Zuck talked about how Threads specifically filtered out political content [1] and how that decision was reversed [2]. It turns out that users didn't like filtering out political content even though as most of us know, it tends to turn into dunking competitions online.
So I largely agree with what the parent said. The expectations in the game have changed. Content creators want big number to go up. People want to dunk on each other because it's fun and feels righteous. No algorithms or manifestos seem to change this fundamental change in the way folks post and engage with social media. Maybe a protracted education campaign can, though.
[1]: https://www.npr.org/2024/03/26/1240737627/meta-limit-politic... [2]: https://www.techpolicy.press/transcript-mark-zuckerberg-anno...
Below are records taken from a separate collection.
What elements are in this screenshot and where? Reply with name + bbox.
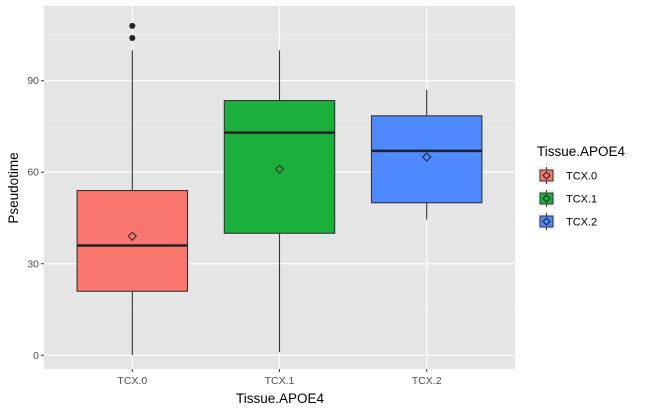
x-tick-label: TCX.1 — [265, 375, 295, 387]
legend-label: TCX.2 — [566, 217, 597, 229]
legend-key-TCX.0 — [538, 167, 555, 184]
mean-marker — [421, 152, 432, 162]
legend-key-TCX.2 — [538, 213, 555, 230]
legend-label: TCX.1 — [566, 194, 597, 206]
box-series — [76, 22, 483, 356]
mean-marker — [274, 164, 285, 174]
x-tick-label: TCX.0 — [117, 375, 147, 387]
x-tick-label: TCX.2 — [412, 375, 442, 387]
box-TCX.0 — [76, 22, 189, 356]
x-axis: TCX.0 TCX.1 TCX.2 — [117, 369, 442, 387]
box-body — [223, 100, 336, 234]
legend-key-box — [539, 169, 554, 182]
box-body — [370, 115, 483, 204]
legend-title: Tissue.APOE4 — [537, 144, 626, 159]
legend-key-mean-marker — [542, 217, 551, 226]
y-axis-title: Pseudotime — [6, 152, 21, 223]
x-axis-title: Tissue.APOE4 — [236, 391, 325, 406]
legend-key-mean-marker — [542, 194, 551, 203]
legend-key-TCX.1 — [538, 190, 555, 207]
y-tick-label: 0 — [33, 350, 39, 362]
y-tick-label: 30 — [27, 258, 39, 270]
y-tick-label: 60 — [27, 167, 39, 179]
y-tick-label: 90 — [27, 75, 39, 87]
legend-label: TCX.0 — [566, 171, 597, 183]
legend-key-box — [539, 192, 554, 205]
box-TCX.2 — [370, 89, 483, 220]
mean-marker — [127, 231, 138, 242]
y-axis: 0 30 60 90 — [27, 75, 44, 362]
outlier-point — [129, 22, 136, 29]
legend: Tissue.APOE4 TCX.0 TCX.1 TCX.2 — [537, 144, 626, 230]
outlier-point — [129, 35, 136, 42]
legend-key-mean-marker — [542, 171, 551, 180]
legend-key-box — [539, 215, 554, 228]
box-TCX.1 — [223, 50, 336, 353]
In the open source world there's this tendency to confuse software and services - people write software with which a service could be run, and then declare that the service exists. Highly P2P software (like Bitcoin) is an exception since the software and the service are basically the same thing.
Services don't have to be expensive to run, but they do if they want to host image and video uploads. IRC is still available for free. The most expensive part of running a service in the current environment is most likely mitigating the legal risk when someone uploads something the government doesn't like. Note this expense doesn't exist if you run it on the dark web, but then you won't have any users either.
nick007•7h ago
eggbrain•7h ago
Perhaps you don't want to receive news about celebrities, _unless_ it involves someone you care deeply about, for example Michael Jackson. It would require quite a bit of tailoring for a platform to be able to curate for that.
lapcat•5h ago
I, uh... don't expect much news in the future about Michael Jackson.
TheCondor•6h ago
It costs next to nothing, provides some sort of sensation in your brain that you're doing things, you might see some neat pictures or videos. It's like a different kind of video game where you can't win and it's appealing to nearly every age group, gender, demographic.
cvwright•5h ago
Trying to grow a new product is super hard. Trying to move into an established market is even harder. Trying to do that while also foregoing all the dark patterns is … well I won’t say it’s impossible but ugh it would take a huge head start in terms of name recognition, funding, or something else truly extraordinary.